Auch andere Ehrenamtliche helfen regelmäßig in den Seniorengruppen mit und machen Angebote, wie zum Beispiel mit einer Person spazieren gehen. Ohne diese Unterstützung wäre das viel seltener möglich.
Die Seniorengruppen befinden sich in mehreren unserer Häuser, im Eugen-Fitz-Haus in Weilimdorf, der Wohnanlage Zuffenhausen und der Wohnanlage am Probstsee. Wohnkundinnen und Wohnkunden aus den kleineren Häusern der Lebenshilfe Stuttgart können diese besuchen, wenn sie möchten. Sie suchen sich aus, welche Gruppe am besten zu ihnen passt.
In welchem Alter die Mitarbeitenden in Rente gehen, ist individuell. Manche arbeiten über den offiziellen Renteneintritt hinaus und haben auch in den Werkstätten die Möglichkeit, reduziert tätig zu sein. Die meisten hören jedoch schon früher auf, weil die Kräfte nachlassen, auch behinderungsbedingt, und der Werkstattbesuch zu anstrengend wird.

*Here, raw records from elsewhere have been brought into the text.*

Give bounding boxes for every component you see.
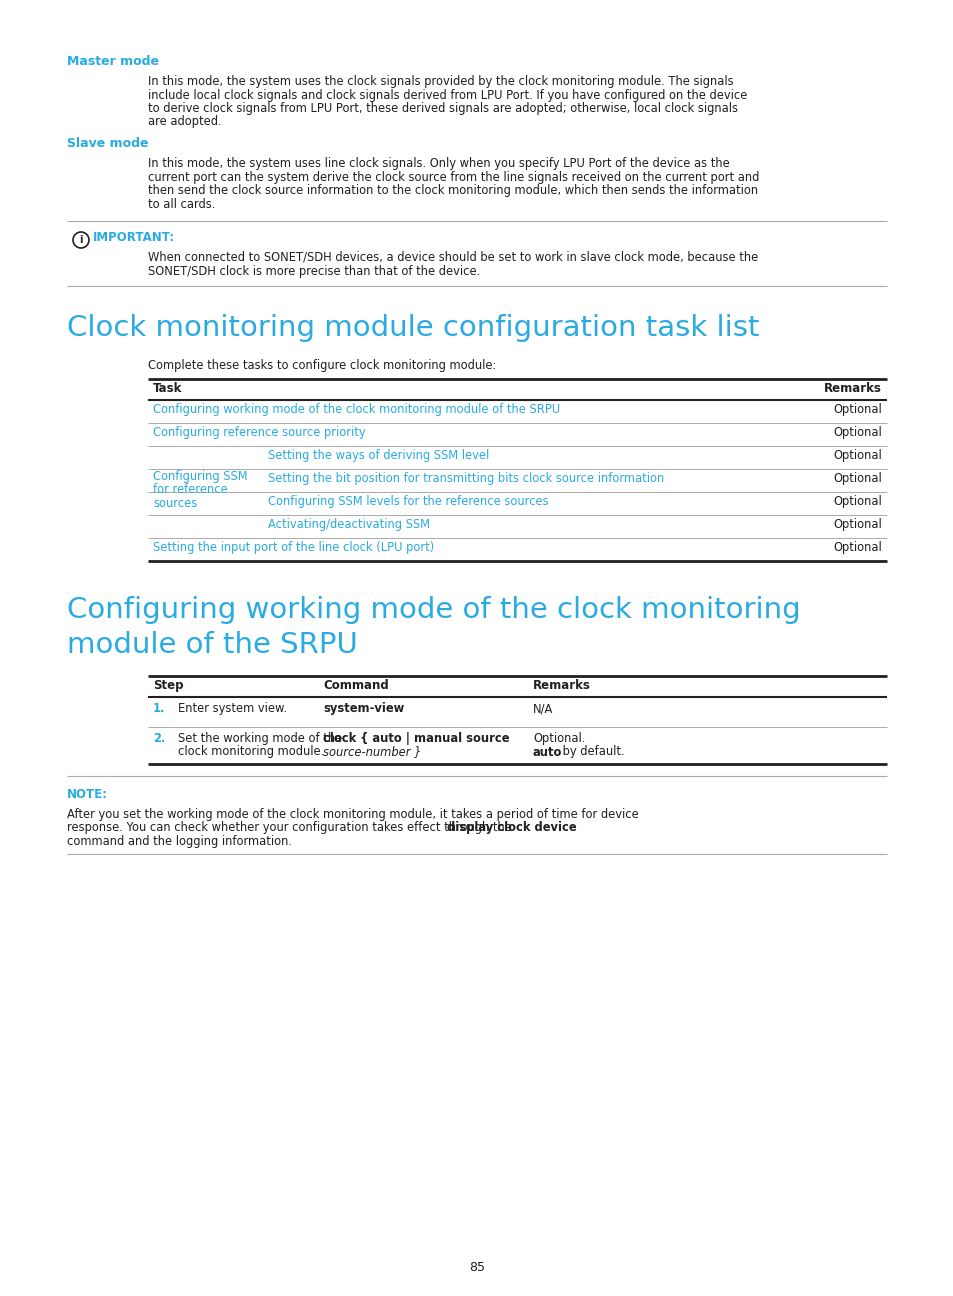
Text: Configuring SSM levels for the reference sources: Configuring SSM levels for the reference…	[268, 495, 548, 508]
Text: Optional: Optional	[832, 448, 882, 461]
Text: NOTE:: NOTE:	[67, 788, 108, 801]
Text: 85: 85	[469, 1261, 484, 1274]
Text: are adopted.: are adopted.	[148, 115, 221, 128]
Text: Enter system view.: Enter system view.	[178, 702, 287, 715]
Text: Remarks: Remarks	[533, 679, 590, 692]
Text: system-view: system-view	[323, 702, 404, 715]
Text: In this mode, the system uses the clock signals provided by the clock monitoring: In this mode, the system uses the clock …	[148, 75, 733, 88]
Text: Optional.: Optional.	[533, 732, 585, 745]
Text: Optional: Optional	[832, 472, 882, 485]
Text: display clock device: display clock device	[447, 822, 576, 835]
Text: Activating/deactivating SSM: Activating/deactivating SSM	[268, 518, 430, 531]
Text: auto: auto	[533, 745, 561, 758]
Text: source-number }: source-number }	[323, 745, 421, 758]
Text: Slave mode: Slave mode	[67, 137, 149, 150]
Text: SONET/SDH clock is more precise than that of the device.: SONET/SDH clock is more precise than tha…	[148, 264, 479, 277]
Text: Setting the bit position for transmitting bits clock source information: Setting the bit position for transmittin…	[268, 472, 663, 485]
Text: Step: Step	[152, 679, 183, 692]
Text: Remarks: Remarks	[823, 382, 882, 395]
Text: module of the SRPU: module of the SRPU	[67, 631, 357, 658]
Text: Configuring working mode of the clock monitoring module of the SRPU: Configuring working mode of the clock mo…	[152, 403, 559, 416]
Text: In this mode, the system uses line clock signals. Only when you specify LPU Port: In this mode, the system uses line clock…	[148, 157, 729, 170]
Text: Complete these tasks to configure clock monitoring module:: Complete these tasks to configure clock …	[148, 359, 496, 372]
Text: current port can the system derive the clock source from the line signals receiv: current port can the system derive the c…	[148, 171, 759, 184]
Text: response. You can check whether your configuration takes effect through the: response. You can check whether your con…	[67, 822, 515, 835]
Text: 2.: 2.	[152, 732, 165, 745]
Text: Clock monitoring module configuration task list: Clock monitoring module configuration ta…	[67, 314, 759, 342]
Text: Setting the ways of deriving SSM level: Setting the ways of deriving SSM level	[268, 448, 489, 461]
Text: Configuring reference source priority: Configuring reference source priority	[152, 426, 365, 439]
Text: Master mode: Master mode	[67, 54, 159, 67]
Text: Setting the input port of the line clock (LPU port): Setting the input port of the line clock…	[152, 540, 434, 553]
Text: clock monitoring module.: clock monitoring module.	[178, 745, 324, 758]
Text: then send the clock source information to the clock monitoring module, which the: then send the clock source information t…	[148, 184, 758, 197]
Text: Optional: Optional	[832, 540, 882, 553]
Text: Configuring working mode of the clock monitoring: Configuring working mode of the clock mo…	[67, 596, 800, 623]
Text: Task: Task	[152, 382, 182, 395]
Text: include local clock signals and clock signals derived from LPU Port. If you have: include local clock signals and clock si…	[148, 88, 746, 101]
Text: for reference: for reference	[152, 483, 228, 496]
Text: command and the logging information.: command and the logging information.	[67, 835, 292, 848]
Text: Optional: Optional	[832, 426, 882, 439]
Text: After you set the working mode of the clock monitoring module, it takes a period: After you set the working mode of the cl…	[67, 807, 639, 820]
Text: Configuring SSM: Configuring SSM	[152, 469, 248, 482]
Text: IMPORTANT:: IMPORTANT:	[92, 231, 175, 244]
Text: Optional: Optional	[832, 518, 882, 531]
Text: Optional: Optional	[832, 403, 882, 416]
Text: When connected to SONET/SDH devices, a device should be set to work in slave clo: When connected to SONET/SDH devices, a d…	[148, 251, 758, 264]
Text: Command: Command	[323, 679, 388, 692]
Text: clock { auto | manual source: clock { auto | manual source	[323, 732, 509, 745]
Text: 1.: 1.	[152, 702, 165, 715]
Text: to all cards.: to all cards.	[148, 197, 215, 210]
Text: by default.: by default.	[558, 745, 624, 758]
Text: to derive clock signals from LPU Port, these derived signals are adopted; otherw: to derive clock signals from LPU Port, t…	[148, 102, 738, 115]
Text: sources: sources	[152, 496, 197, 509]
Text: Optional: Optional	[832, 495, 882, 508]
Text: N/A: N/A	[533, 702, 553, 715]
Text: Set the working mode of the: Set the working mode of the	[178, 732, 342, 745]
Text: i: i	[79, 235, 83, 245]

Um gut auf die Rente vorbereitet zu sein, bieten die Werkstätten alle zwei Jahre ein Ruhestandvorbereitungsprogramm an. Dieses findet in Kooperation mit dem Treffpunkt 50plus und anderen Leistungserbringern statt. Über einen längeren Zeitraum machen sich die Teilnehmenden mit dem Gedanken vertraut, dass die Zeit der Arbeit in den Werkstätten ein Ende hat. Gemeinsam erarbeiten sie Ideen, wie das Leben in der Rente gestaltet werden kann.
Welche Wünsche und Ideen haben sie und wie können diese umgesetzt werden? Welche konkreten Schritte der Vorbereitung braucht es? So werden die Teilnehmenden langsam Schritt für Schritt an diesen Lebensabschnitt herangeführt. Der Übergang wird behutsam gestaltet, so dass er positiv wahrgenommen wird und sich alle auf diesen Abschnitt freuen können.
Aktuell gibt es in den Einrichtungen der Lebenshilfe rund 60 Personen im Alter von 58 bis 75 Jahren, die in irgendeiner Form am Seniorenprogramm teilnehmen. Sei es, dass sie reduziert in der Werkstatt tätig sind, eine Seniorengruppe besuchen oder ihren Tag selbständig gestalten.